Характерно также такое явление, когда, при проведении столь масштабных монетных операций, обычным признавалось открытие временных предприятий, разбросанных в тех местах империи, где денежное обращение было интенсивным, но «штатные» монетные дворы находились на достаточном удалении, что затрудняло бесперебойное снабжение деньгами. Особенно богата в этом отношении вторая половина XVIII столетия, когда в помощь действующим монетным дворам в Петербурге, Москве и Екатеринбурге были заведены предприятия для чеканки медной монеты в Нижне-Сузунске на Алтае (1766), в Аннинске Томской губернии (1789) и в Фоедосии на Черном море (1787). К числу таких предприятий принадлежит и Сестрорецкий Монетный двор, созданный на базе оружейных заводов, находившихся в ведомстве Главной Канцелярии артиллерии и фортификации. Примечательно, что сырьем для монетного передела в Сестрорецке первоначально служила медь, «добываемая» от сплавки «всяких орудий и прочем, кроме достопамятных вещей», хранящихся на складах артиллерийской канцелярии. Оригинальная идея использовать многие тысячи пудов металла негодных и трофейных пушек для передела в монету принадлежа ла графу П. И. Шувалову, состоявшему в должности генерал-фельдцехмейстера, то есть начальника над всей артиллерией.
Предложение Шувалова довольно скоро нашло отклик в правительстве. После Сенатского указа о переделе медных пушек в монету на Сестрорецких оружейных заводах, состоявшегося в октябре 1756 года, последовал указ Монетной канцелярии от 4 ноября, которым предписывалось выделить необходимое количество оборудования и специалистов с Московского и Петербургского Монетных дворов для организации передела меди. Указ гласил о срочной высылке до середины декабря 1756 года «добрых и знающих каждый свою работу» мастеров: 46 человек из Москвы и 5 человек из столицы. Оборудование полностью должна была поставить Москва, как известно, являвшаяся одним из основных центров, наряду с Екатеринбургом, по чеканке медной монеты.
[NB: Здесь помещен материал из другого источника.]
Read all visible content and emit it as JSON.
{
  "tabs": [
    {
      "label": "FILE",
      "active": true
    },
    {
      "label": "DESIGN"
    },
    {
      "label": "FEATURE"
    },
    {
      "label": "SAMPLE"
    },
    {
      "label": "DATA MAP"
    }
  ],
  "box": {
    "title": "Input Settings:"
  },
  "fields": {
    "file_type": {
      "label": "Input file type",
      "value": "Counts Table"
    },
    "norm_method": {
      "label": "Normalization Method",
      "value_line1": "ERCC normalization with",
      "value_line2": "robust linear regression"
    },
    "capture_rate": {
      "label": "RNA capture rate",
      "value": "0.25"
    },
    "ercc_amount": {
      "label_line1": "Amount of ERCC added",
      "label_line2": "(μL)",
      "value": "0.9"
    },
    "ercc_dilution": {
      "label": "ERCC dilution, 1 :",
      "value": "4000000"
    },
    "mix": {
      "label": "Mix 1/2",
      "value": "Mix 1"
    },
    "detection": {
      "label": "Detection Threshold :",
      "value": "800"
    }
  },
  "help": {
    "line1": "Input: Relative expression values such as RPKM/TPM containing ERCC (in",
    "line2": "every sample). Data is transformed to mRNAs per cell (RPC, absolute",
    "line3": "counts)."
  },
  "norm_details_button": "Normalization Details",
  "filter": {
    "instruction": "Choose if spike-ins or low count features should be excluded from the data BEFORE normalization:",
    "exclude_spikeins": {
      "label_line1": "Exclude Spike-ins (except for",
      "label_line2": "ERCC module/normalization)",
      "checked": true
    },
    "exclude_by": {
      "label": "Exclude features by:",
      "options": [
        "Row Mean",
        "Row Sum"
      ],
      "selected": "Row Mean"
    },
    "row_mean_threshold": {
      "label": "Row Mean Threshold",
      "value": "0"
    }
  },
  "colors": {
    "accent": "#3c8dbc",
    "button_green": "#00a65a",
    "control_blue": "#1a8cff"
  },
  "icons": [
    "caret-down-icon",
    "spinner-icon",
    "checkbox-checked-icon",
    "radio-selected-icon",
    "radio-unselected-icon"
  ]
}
Однако, организация медного передела в Сестрорецке, или Сестербеке, как его еще называли, затянулась до весны 1757 года. Лишь 1 апреля вышел Сенатский указ об учреждении при вновь образованном Монетном дворе особой Конторы Монетной экспедиции, которая и должна была возглавить работы по чеканке монеты. Одновременно, вернее, четырьмя днями позднее, Именным указом было реализовано очередное предложение П. И. Шувалова, направленное на увеличение в денежном обращении медной монеты. Сетовал он на то, что вследствие бесконечных «реформ» с медной монетой, проводившихся особенно активно в годы правления Елизаветы Петровны, количество ее сильно уменьшилось, а между тем, по выражению Шувалова, эта монета «много обращается в коммерции». Для исправления этого положения П. И. Шувалов предлагал производить чеканку по новой — удвоенной монетной стопе, то есть на 16 рублей из пуда меди, вместо 8 рублей.
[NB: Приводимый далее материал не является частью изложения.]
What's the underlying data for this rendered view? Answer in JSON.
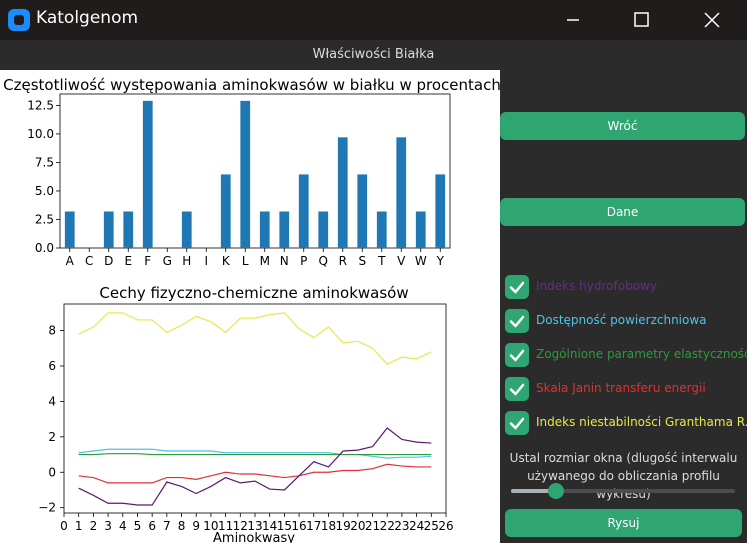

В общей сложности, в Сестрорецк было отпущено «во всяких орудиях и прочем» из Москвы и Петербурга около 8 тысяч пудов меди. Однако, передел в 1757-1758 годах составил всего 540,6 тысяч рублей, хотя этого сырья, как рассчитывал Шувалов, должно было хватить на чеканку более одного миллиона рублей медными монетами. Означенный миллион предполагалось использовать на поддержание в должном порядке артиллерийского парка империи, а впоследствии деньги от передела орудий поступали бы на благоустройство и содержание Инженерного и Артиллерийского Корпусов, образованных также по инициативе П. И. Шувалова. Этими операциями ведал специально учрежденный Артиллерийский Банк, пополнявший свою «кассу» все из того же источника — Монетного двора в Сестрорецке.
В первые годы работы продукция Сестрорецкого Монетного двора не имела своего особого знака, растворяясь в общей массе российских медных денег. Впрочем, как раз этот факт и служит отличительной особенностью сестрорецкого чекана, да еще, пожалуй, характерная цветовая гамма металла, являвшаяся следствием использования пушечной меди в качестве сырья. Как известно, орудия того времени изготавливались на основе красной (чистой) меди с добавлением различных «присадок», делающих металл более стойким. Примечательно, что в 1759 году Главная канцелярия артиллерии и фортификация потребовала вернуть ей «для литья орудий» 486 пудов меди, что и было исполнено. Как видно, проект Шувалова, выдвинутый им еще в мирное время, мало годился в период Семилетней войны! К тому же смерть Елизаветы Петровны и воцарение Петра III, благоволившего, если не сказать больше, всему, что относилось к Пруссии, вообще положили конец столь необычной монетной операции. Новый император повелел прекратить передел, чем спас немалое количество трофейных орудий, отбитых русским войсками на полях сражений.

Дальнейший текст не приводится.